Your Chairman of the Joint Chiefs of Staff recently announced that U.S. troop levels in Afghanistan could rise to as high as 60,000 over the next 12 to 18 months. And it appears that you plan to leave a residual force in Iraq of 35,000 to 50,000 troops. The United Nations recently reported that civilian causalities in Afghanistan have risen to the highest number yet. Yet, you have expanded the use of drones and taken your war to heavily populated areas in Pakistan/Afghanistan. Is this your idea of peaceful diplomacy, Mr. President?
Mr. President, please tell me, What have you done for working men and women in this country? You recently ushered in a health care bill that is an out-and-out gift to the insurance industry. I suppose this shouldn’t surprise me, considering how industry lobbyists have contributed heavily to Democrats on key committees. And you have sanctioned a 1.7 billion dollar bailout for big banks and corporations. None of it is going to education or to help ordinary working Americans.
For all this, you effectively tapped into the hopes and aspirations of millions of progressives who longed for a more peaceful world and a new way of doing business. I know this because I have read many of their letters to you over the past year, most of which you will never read. But there is one letter that I hope you will read and contemplate as thoughtfully as you now peruse Lincoln’s letters and biography. This, the most significant missive, was written when you were just a boy, long before you ever contemplated becoming president of the United States. That would be the speech delivered by Dr. Martin Luther King, Jr. at Riverside Church in New York City in 1967: Beyond Vietnam — A Time to Break Silence. I hope with all my heart that you will consider this speech carefully and reflect deeply on how our violent foreign policy impoverishes us as a nation, undermining the ideals of liberty, justice and equality that we espouse. You have often evoked Dr. King’s memory in your speeches, but did you ever stop to contemplate how radical his message actually was? I wonder. In case you missed it, here’s what Dr. King said:
“We are called to speak for the weak, for the voiceless, for the victims of our nation and for those it calls ‘enemy,’ for no document from human hands can make these humans any less our brothers.

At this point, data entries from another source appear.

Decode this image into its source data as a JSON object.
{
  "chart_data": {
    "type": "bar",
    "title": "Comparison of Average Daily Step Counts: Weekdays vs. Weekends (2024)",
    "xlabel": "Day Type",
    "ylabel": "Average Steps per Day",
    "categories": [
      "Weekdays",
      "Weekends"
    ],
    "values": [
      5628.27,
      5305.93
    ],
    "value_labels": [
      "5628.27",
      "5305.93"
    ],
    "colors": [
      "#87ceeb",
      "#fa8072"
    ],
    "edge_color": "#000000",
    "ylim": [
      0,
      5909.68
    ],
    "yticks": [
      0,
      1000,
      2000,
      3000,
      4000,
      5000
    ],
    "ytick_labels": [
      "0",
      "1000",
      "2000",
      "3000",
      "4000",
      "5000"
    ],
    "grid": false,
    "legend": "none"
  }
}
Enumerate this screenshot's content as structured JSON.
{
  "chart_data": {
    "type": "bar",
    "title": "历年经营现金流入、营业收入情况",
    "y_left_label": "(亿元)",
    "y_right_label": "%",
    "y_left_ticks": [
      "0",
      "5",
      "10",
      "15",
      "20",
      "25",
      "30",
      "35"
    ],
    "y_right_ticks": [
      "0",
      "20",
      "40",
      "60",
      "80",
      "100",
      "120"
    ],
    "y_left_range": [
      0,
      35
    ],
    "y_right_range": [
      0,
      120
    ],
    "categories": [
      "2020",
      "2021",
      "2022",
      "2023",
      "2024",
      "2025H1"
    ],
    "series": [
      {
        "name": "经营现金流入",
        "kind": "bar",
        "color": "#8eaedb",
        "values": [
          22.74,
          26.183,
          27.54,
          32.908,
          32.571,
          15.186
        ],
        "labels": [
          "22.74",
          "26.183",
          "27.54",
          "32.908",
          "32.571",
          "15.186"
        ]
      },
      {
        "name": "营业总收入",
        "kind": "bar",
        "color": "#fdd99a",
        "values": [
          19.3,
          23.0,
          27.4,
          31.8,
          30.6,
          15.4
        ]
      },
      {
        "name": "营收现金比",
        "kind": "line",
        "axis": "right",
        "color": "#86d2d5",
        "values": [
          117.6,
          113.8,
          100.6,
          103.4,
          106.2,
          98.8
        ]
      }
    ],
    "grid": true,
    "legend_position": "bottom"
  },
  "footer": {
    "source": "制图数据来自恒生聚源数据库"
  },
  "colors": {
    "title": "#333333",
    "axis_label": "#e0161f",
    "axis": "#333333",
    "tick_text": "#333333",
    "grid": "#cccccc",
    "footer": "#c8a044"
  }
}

“Every nation must now develop an overriding loyalty to mankind as a whole in order to preserve the best in their individual societies.
“A true revolution of values will soon look uneasily on the glaring contrast of poverty and wealth. With righteous indignation, it will look across the seas and see individual capitalists of the West investing huge sums of money in Asia, Africa, and South America, only to take the profits out with no concern for the social betterment of the countries, and say, ‘This is not just.’
“A true revolution of values will lay hand on the world order and say of war, ‘This way of settling differences is not just.’ This business of burning human beings with napalm, of filling our nation’s homes with orphans and widows, of injecting poisonous drugs of hate into the veins of peoples normally humane, of sending men home from dark and bloody battlefields physically handicapped and psychologically deranged, cannot be reconciled with wisdom, justice, and love. A nation that continues year after year to spend more money on military defense than on programs of social uplift is approaching spiritual death.”
Mr. President, in the words of Dr. King, “War is not the answer.” Thank you.